What it's like to drive Mini's ALL4 Racing Dakar-winning car
evo braves the deserts of Dubai to experience just a fraction of the heat and chaos of the Dakar rally
If you ever plan to visit Dubai, do so in the spring or autumn. You don’t want to go in the summer – daytime temperatures can reach the 50s. At this point tourists, and even the Emiratis themselves, head indoors or to their cars to seek air-conditioned comfort.
Spring and autumn are a little more bearable. Mid-thirties is the norm. You’d still not want to stay outside all day, but you can walk around without perspiring from your eyeballs. But wrap yourself in an X-Raid ALL4 Racing Dakar racer, painted black and sat behind a race-prepared engine and temperatures, even in spring, once again start with a five.
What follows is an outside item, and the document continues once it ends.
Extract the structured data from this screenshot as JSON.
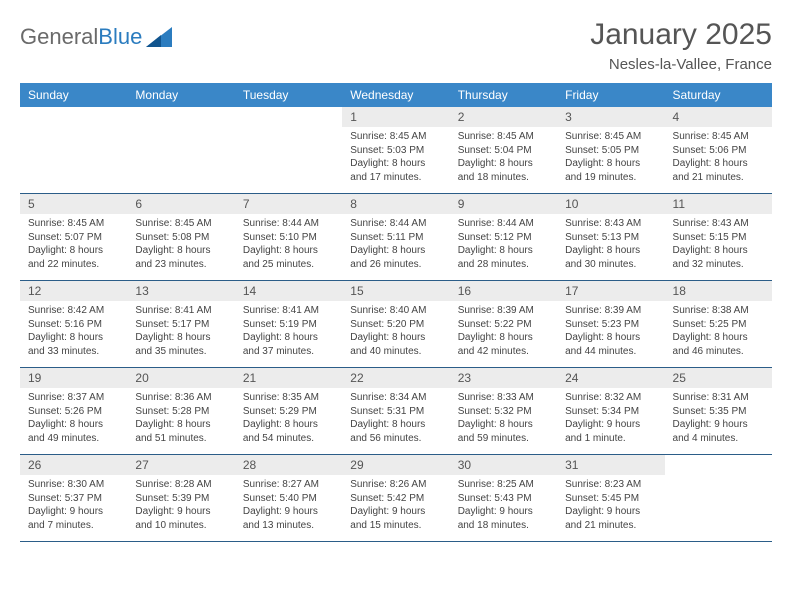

This deeply concerned me. I’ve lived in the north of England for most of my life. I eschew long sleeves as soon as temperatures crest 10 degrees and habitually crank cooling systems down to a deep freeze for comfort while I’m driving. I enjoy hot weather, but only with the promise of an air-conditioned car or chilled restaurant at my destination.
Cockpit temperatures in the fifties are alien to me. When you’re being tumble-dried over jumps and rolling through dips, and wearing a full race suit with a balaclava and helmet, some form of cooling is welcome respite.
I’d learned beforehand that X-Raid fits its Mini Countryman-alikes with air conditioning. When I arrived in Dubai, 2015 Dakar winner Nasser Al-Attiyah informed me that the system was rather more rudimentary than I’d hoped. In reality, it cuts maybe ten degrees from the ambient temperature – no goosebump-inducing 16-degree blast here. It’s enough to make the car marginally more bearable on the actual Dakar where the mercury can climb into the seventies, but no more. The best I could hope for was something in the forties. Bugger.
This would be a non-issue were I a seasoned loose-surface expert already familiar with the rigours of off-road driving, but this is the first time I’ve driven a competition car in my life. Truly exciting, but nerve-wracking at the same time. The list of things I really didn’t want to do on my first crack at a £900,000 rally car was brief, but important: Break it. Roll it. Get hopelessly stuck. Vomit all over my race suit as a result of the constant yumps and 40-degree heat.
I needn’t have worried. evo Features Editor and office rallyist Henry Catchpole assured me that ultimately, the MINI would be ‘just a car’. And he’s right. The X-Raid Mini is just a car. One with a very special set of abilities, but a car nevertheless.